|
What is Factoring?
Factoring is a financing method in which a business sells its receivables to a factor in order to get immediate liquidity. Factoring also offers sales ledger administration and protection against bad debts.
How can receivables funding help your business?
It will help your business by providing an immediate source of cash flow for your company. You can use this cash to provide working capital, meet payroll, pay taxes, replenish inventory, increase advertising, and more.
How is receivables funding from LCI different from bank’s financing?
Factoring requires specialized knowledge and approach to risk management that is different from other traditional banking products. The factor focuses on the payment risk of the buyer instead of studying the balance sheet of the company itself and the company’s availability of collateral. The factor will continuously monitor the balance sheets of the company and can provide other receivables management services as well. The monitoring may also enable access to increased funding that is limited by banks due to security issues and the registration of the companies loans in the central credit register.
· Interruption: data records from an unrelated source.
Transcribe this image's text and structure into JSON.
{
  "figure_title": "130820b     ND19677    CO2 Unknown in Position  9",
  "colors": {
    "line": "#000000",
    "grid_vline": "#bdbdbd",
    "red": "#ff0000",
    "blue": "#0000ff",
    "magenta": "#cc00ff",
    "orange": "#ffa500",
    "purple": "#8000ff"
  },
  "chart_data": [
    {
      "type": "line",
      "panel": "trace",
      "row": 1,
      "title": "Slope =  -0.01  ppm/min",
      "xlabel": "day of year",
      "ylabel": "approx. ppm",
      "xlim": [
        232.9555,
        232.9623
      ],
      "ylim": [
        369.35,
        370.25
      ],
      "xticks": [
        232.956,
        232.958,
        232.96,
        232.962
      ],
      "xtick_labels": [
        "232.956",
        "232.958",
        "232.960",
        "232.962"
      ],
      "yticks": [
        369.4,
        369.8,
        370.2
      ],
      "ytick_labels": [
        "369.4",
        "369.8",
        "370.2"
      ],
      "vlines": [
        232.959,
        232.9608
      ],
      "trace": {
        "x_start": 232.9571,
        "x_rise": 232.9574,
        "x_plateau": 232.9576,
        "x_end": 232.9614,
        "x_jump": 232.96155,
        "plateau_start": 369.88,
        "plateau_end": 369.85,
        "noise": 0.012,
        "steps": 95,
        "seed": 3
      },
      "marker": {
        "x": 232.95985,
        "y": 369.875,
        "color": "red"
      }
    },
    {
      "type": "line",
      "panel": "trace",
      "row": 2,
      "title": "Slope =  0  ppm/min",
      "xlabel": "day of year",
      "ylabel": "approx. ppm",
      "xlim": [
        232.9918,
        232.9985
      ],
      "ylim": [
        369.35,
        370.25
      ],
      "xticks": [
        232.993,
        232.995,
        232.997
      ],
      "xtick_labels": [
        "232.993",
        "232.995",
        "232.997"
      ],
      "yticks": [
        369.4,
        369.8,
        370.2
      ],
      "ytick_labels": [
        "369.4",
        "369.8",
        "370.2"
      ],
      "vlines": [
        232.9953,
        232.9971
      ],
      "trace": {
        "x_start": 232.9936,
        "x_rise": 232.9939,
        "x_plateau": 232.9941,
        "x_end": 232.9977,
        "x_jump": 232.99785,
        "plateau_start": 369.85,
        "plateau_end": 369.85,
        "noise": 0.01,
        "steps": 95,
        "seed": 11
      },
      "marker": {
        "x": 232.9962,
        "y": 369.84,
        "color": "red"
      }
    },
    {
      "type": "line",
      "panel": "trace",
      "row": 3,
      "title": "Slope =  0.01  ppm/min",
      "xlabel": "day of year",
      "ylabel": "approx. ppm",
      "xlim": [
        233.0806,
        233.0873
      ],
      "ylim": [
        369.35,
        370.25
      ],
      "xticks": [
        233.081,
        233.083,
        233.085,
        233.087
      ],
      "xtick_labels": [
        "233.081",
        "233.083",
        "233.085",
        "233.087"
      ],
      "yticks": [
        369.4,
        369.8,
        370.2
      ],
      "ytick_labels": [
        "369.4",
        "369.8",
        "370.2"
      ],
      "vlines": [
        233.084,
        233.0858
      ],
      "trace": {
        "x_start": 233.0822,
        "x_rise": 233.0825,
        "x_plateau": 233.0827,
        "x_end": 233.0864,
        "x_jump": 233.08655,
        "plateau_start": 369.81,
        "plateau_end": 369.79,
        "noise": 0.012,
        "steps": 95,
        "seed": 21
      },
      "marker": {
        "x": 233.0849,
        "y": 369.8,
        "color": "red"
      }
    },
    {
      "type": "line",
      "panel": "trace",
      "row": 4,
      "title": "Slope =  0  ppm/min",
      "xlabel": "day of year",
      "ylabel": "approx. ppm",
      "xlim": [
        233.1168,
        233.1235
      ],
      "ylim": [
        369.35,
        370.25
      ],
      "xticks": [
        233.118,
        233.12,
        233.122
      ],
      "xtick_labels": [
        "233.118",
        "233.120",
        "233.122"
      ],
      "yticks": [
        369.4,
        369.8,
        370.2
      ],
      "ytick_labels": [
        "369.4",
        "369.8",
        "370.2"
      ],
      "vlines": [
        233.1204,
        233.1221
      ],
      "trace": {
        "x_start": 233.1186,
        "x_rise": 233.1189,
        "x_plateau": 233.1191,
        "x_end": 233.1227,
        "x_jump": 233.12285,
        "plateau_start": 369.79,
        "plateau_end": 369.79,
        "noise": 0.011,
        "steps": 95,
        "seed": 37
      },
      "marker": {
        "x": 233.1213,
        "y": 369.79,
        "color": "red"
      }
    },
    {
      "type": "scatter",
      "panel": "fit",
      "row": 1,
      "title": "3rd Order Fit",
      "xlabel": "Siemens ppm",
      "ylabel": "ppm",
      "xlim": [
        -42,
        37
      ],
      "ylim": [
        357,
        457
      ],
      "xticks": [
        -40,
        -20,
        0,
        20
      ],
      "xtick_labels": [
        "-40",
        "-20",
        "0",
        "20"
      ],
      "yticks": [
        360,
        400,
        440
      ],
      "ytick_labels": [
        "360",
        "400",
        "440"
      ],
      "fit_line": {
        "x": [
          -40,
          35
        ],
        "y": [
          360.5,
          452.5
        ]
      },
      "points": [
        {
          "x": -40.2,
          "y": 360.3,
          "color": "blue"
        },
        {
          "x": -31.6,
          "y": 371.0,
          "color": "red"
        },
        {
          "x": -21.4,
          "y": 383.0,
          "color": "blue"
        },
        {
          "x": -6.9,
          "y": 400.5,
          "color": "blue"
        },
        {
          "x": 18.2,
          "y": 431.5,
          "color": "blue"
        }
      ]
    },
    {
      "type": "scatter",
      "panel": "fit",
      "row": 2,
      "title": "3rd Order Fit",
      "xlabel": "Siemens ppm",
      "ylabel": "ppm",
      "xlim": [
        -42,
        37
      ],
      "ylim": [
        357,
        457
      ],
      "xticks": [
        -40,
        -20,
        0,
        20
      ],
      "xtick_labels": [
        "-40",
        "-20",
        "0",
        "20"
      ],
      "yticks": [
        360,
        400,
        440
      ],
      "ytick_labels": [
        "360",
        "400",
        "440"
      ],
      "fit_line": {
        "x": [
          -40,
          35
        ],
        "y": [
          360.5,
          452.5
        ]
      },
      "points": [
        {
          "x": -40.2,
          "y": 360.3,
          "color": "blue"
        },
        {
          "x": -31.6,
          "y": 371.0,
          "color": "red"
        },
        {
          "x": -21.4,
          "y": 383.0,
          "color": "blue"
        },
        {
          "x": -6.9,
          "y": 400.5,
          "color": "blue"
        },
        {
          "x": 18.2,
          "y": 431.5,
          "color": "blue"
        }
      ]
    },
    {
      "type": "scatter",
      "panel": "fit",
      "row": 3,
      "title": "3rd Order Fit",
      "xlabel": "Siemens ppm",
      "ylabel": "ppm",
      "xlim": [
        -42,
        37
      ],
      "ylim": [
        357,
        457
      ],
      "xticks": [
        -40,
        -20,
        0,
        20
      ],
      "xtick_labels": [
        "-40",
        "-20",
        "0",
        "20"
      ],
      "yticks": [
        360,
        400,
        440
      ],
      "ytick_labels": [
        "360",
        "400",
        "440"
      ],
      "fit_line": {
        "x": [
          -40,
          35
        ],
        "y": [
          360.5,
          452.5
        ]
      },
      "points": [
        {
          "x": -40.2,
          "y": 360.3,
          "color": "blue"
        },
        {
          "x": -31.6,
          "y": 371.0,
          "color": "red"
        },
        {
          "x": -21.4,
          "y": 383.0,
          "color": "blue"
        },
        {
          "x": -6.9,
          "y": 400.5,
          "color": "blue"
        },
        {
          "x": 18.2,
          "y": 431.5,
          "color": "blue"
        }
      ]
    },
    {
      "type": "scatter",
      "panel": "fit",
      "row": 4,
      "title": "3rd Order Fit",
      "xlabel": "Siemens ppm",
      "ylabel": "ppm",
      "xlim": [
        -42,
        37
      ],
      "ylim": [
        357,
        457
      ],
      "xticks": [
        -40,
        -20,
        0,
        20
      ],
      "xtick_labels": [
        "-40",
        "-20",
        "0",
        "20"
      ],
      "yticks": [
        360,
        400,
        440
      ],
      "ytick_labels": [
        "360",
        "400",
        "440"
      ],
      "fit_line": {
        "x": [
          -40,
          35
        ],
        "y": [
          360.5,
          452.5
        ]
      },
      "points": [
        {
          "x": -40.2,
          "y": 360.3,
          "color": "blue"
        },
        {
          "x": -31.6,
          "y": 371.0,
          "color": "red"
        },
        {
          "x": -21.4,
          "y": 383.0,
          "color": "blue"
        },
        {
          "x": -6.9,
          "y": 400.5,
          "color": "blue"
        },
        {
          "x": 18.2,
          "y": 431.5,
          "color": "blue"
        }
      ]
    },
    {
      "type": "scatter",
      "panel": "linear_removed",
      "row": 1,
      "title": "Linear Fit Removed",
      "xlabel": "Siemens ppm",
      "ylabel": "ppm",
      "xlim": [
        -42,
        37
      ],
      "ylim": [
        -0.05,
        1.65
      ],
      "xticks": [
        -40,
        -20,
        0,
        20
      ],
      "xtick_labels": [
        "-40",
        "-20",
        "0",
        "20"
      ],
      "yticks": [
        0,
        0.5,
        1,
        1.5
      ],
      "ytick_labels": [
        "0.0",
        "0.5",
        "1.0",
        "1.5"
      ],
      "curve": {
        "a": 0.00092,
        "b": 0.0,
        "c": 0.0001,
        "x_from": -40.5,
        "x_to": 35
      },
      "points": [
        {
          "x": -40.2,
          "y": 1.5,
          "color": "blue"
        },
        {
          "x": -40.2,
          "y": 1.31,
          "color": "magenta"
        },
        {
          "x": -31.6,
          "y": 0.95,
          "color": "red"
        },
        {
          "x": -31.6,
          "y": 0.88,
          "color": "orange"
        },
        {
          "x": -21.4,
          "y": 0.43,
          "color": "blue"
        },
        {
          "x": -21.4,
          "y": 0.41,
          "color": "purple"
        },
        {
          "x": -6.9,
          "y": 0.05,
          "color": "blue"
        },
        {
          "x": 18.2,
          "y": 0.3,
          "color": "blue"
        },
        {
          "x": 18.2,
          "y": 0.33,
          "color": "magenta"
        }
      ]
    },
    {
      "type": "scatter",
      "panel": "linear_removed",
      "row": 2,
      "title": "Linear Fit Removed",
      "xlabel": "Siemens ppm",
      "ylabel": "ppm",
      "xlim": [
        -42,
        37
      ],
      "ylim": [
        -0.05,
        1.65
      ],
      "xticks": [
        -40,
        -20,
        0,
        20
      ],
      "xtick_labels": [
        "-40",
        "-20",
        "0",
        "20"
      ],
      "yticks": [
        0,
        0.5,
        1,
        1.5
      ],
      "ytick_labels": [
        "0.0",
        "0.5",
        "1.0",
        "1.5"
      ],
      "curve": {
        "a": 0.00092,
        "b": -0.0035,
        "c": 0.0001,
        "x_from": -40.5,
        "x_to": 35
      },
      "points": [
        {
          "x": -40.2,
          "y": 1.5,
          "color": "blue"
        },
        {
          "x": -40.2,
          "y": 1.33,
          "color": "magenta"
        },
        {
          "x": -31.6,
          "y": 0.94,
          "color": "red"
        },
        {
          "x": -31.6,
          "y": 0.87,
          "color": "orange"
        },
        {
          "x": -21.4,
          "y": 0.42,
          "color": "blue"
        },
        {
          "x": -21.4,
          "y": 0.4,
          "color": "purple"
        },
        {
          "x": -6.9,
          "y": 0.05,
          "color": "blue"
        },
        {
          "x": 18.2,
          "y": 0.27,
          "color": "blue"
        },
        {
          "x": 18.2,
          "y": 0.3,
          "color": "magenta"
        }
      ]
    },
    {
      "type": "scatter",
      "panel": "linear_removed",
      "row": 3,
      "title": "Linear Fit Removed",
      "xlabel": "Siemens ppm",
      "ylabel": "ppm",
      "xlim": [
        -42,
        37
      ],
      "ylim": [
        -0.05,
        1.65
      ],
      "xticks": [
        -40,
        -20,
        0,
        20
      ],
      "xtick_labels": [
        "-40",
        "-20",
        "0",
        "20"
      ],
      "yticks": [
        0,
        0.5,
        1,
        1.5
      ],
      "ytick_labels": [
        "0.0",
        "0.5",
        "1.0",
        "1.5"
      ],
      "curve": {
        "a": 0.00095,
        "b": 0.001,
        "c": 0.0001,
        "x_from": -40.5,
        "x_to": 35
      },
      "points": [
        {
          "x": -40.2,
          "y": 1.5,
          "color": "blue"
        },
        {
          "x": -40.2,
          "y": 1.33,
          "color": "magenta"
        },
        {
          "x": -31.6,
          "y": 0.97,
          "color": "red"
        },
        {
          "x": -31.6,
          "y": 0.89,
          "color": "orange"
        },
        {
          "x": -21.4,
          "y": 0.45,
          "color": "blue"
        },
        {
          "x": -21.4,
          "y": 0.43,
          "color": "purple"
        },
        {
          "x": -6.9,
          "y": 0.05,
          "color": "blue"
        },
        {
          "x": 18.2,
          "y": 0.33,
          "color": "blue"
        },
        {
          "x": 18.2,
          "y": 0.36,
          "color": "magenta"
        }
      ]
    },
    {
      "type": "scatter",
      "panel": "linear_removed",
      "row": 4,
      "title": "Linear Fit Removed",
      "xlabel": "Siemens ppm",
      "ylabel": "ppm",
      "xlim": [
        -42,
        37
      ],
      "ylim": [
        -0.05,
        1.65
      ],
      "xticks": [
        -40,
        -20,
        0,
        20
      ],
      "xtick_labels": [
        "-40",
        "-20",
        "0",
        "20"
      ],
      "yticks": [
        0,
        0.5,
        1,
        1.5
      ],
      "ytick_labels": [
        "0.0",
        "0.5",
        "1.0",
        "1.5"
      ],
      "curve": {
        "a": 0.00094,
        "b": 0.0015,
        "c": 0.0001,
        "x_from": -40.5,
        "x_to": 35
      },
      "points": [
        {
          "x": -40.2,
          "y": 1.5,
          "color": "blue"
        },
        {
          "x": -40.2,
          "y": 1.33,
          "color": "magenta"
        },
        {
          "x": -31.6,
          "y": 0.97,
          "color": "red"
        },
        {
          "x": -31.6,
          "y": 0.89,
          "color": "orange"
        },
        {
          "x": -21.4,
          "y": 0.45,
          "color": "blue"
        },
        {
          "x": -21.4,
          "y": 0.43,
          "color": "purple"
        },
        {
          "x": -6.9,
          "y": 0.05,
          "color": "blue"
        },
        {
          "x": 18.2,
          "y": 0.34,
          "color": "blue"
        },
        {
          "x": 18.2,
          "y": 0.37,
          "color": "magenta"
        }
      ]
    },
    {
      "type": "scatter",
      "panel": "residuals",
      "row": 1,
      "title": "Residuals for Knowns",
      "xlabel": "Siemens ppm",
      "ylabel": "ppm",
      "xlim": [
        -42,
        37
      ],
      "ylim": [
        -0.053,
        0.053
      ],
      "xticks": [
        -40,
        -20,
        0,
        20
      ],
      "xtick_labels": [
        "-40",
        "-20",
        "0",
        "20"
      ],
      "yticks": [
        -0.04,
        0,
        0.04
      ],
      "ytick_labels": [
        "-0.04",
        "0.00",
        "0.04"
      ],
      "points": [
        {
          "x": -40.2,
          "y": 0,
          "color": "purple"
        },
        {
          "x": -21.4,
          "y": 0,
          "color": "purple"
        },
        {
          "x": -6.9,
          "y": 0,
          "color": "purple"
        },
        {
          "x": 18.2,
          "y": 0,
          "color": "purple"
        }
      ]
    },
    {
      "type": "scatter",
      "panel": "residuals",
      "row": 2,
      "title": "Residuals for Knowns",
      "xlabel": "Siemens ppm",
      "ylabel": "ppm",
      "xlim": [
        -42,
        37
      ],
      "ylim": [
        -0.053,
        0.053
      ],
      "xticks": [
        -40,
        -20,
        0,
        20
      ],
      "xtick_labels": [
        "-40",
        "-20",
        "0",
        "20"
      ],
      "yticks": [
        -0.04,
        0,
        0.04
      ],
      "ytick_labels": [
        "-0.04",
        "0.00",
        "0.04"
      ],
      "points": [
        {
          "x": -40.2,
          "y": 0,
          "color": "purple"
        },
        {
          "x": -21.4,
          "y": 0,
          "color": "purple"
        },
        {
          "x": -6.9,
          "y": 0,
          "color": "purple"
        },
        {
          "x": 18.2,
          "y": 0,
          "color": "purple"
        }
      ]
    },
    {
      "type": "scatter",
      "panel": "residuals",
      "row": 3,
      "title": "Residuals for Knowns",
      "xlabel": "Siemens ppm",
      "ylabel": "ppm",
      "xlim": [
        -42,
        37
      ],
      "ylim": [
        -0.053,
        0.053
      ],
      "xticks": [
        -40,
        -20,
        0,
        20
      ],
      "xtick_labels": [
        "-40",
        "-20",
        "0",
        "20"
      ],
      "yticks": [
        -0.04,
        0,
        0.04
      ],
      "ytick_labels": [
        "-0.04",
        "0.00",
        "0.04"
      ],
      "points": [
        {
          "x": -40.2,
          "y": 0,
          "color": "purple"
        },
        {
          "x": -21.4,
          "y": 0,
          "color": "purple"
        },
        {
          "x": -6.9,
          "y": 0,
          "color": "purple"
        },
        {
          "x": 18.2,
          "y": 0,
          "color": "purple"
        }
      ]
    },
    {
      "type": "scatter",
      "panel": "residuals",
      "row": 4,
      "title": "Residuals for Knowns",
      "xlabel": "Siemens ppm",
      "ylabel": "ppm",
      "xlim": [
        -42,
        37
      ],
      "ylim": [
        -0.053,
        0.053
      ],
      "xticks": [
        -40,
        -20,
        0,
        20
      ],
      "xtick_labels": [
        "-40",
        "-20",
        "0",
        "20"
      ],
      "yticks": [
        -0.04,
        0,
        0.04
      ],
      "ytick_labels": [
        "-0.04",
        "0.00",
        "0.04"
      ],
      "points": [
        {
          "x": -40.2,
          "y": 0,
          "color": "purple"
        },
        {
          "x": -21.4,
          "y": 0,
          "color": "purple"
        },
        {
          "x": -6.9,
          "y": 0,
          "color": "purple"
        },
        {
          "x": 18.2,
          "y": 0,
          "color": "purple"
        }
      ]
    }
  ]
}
The factor can also offer a Full Factoring service that doesn’t only consist of immediate liquidity but also provides security against bad debts.
What happens if your customer does not pay the invoice?
This depends on whether your company entered into a non-recourse or recourse agreement with the factor. In a non-recourse agreement, we will take on our own your customers' insolvencies or payment default. In a recourse agreement, your company will have to reimburse us the amount.